The Tasmanian State government implemented very strict rules concerning travel in and out of Tasmania during the Corona Virus epidemic. My daughter-in-law was stuck in Tasmania, and mikvah night was coming! They got in touch with rabbis who were well-versed in these laws and worked out a plan for reviving the Tasmanian Mikvah.
My son drove the 5-hour round trip to Hobart countless times that week. He had to take pictures of the mikvah from every angle, to send to the Rav. There were things to replace, new pieces to buy, cracks to fill, cistern walls to scrub. With the help of David and Penina Clark who had commissioned the mikvah 35 years earlier, and after
many hours of work, almost everything was finished. The only thing that was still needed was to fill the ‘bor’ with natural water. For technical reasons, they could not use the gutters that directed rainwater into the mikvah. The only practical solution would be to get close to 300 large blocks of ice and fill the bor with them. My son called an ice company which had actually stopped production because of the lockdown. The man he spoke to estimated that it would take two weeks to get that much ice, and insisted on being paid in advance.
They were able to convince the ice factory to speed up the job, but from where would they get all that money in cash on such short notice?
Rebbitzen Rochel was chatting with her sister-in-law, Rivky, and told her of their dilemma. Without telling Rochel or Yochanan, Rivky put an appeal out on What’s App chats and Facebook, and within 24 hours raised three times the amount that they had originally thought they needed. It turned out that the extra money was very helpful, as there were unexpected expenses, for example, when they discovered that the heater had to be replaced.
Finally, everything was ready. The bor was whole, without cracks, perfectly clean, and completely dry. The ice truck came, but couldn’t fit into the narrow street. Rabbi Yochanan and two hired helpers started carrying the ice from the truck which was parked at the nearest intersection. It took many hours of careful transfer as there were many details of halacha to watch out for. Once the bor was filled, they had to wait for the ice to melt!
I asked my daughter-in-law if she could now use that mikvah every time, but unfortunately, the Rav said that it could only be used in very difficult circumstances because it relies on leniencies.
[CJW: This is what I think is the most awe-inspiring aspect of this story, all of this effort and expense to provide a mikveh for Tasmania’s tiny Jewish community! And just for several months!

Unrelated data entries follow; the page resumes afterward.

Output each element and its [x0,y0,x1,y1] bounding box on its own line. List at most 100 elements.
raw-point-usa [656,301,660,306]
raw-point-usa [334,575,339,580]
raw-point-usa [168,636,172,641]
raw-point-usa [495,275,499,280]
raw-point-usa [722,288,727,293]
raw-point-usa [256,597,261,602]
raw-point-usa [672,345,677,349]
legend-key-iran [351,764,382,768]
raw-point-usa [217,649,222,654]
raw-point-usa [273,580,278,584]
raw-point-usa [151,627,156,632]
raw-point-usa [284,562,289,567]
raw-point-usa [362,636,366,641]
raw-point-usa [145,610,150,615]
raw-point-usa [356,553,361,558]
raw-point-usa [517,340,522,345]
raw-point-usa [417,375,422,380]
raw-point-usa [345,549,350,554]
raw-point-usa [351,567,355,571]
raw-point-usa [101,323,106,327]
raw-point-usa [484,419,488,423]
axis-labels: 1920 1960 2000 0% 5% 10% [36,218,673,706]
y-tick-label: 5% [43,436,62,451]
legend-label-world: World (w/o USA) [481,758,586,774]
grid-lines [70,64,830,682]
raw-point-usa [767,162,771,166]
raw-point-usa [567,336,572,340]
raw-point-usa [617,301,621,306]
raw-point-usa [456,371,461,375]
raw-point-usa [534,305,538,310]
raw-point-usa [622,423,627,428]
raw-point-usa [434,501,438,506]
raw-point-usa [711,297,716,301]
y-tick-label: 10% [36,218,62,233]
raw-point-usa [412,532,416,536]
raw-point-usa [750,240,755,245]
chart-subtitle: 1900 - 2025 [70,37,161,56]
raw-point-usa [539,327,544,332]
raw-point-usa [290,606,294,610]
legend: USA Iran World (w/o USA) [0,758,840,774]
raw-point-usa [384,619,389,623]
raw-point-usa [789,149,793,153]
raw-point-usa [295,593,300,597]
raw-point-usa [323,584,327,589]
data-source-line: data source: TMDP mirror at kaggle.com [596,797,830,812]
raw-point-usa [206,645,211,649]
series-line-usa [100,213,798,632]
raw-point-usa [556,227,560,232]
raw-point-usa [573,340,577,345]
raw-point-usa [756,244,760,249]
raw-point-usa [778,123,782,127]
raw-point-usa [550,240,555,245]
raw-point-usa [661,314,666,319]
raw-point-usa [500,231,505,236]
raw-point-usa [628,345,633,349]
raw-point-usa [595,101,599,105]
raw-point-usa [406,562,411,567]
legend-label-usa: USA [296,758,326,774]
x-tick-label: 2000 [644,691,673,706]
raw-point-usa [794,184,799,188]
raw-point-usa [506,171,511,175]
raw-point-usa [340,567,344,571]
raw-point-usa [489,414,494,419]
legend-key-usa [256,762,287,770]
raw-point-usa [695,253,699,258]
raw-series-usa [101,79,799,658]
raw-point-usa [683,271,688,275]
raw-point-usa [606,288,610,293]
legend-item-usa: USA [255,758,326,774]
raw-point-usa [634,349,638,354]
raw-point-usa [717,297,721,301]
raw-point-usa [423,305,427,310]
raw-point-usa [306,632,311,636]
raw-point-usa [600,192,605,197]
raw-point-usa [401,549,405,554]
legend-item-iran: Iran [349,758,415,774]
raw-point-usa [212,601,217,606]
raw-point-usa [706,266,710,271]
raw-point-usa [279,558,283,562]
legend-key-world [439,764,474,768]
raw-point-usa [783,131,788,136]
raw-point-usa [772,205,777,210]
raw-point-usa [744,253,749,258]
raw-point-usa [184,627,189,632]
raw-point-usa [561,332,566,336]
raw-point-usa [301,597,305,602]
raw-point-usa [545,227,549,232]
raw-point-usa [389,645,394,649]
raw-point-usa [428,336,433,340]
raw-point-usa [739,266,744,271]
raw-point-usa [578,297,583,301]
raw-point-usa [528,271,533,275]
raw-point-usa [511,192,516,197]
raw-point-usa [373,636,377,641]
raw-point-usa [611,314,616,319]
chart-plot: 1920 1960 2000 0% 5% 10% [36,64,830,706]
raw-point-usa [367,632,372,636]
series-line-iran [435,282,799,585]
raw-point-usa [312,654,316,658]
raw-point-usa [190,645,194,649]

The Gordons’ mesirut nefesh drives home, for me, what a precious and important mitzvah mikvah is!]
Click here to learn more about the Rabbi and Rebbitzen living in Tasmania or about the mikvah for Tasmania.


  1. Wow!! Amazing and interesting story!!

  2. Wow, what a lesson!!

  3. Obviously this mesirut nefesh is incredible: I am wondering why it was not permissible to toivel in the sea or river in these circumstances….?

    • Mina Gordon

      We are going into winter here in the Southern Hemisphere. Although it snows mainly on the mountains in Tasmania, it could get down to freezing in the cities. The ocean gets mighty cold!!

  4. There are many halachik complications that occur when using a beach. Although a beach is halachikly a kosher mikvah there are many issues involved, from a safety standpoint as well as a modesty standpoint.

    A river is a totally different kettle of fish. Not all rivers by default are a kosher mikvah. A rav who is well versed in these issues should be consulted .

    Also as mentioned above, it is winter now, the water in the rivers are ice cold at this time of year. The beaches are a bit more mild but the water can still be very cold in the winter.

    Bottom line is using a proper purpose built mikvah is ALWAYS preferable to using a beach, river or the like.

  5. Hadassah Aber

    Wow! Commitment, cooperation, community! Achdys and ahavas Yisroel!.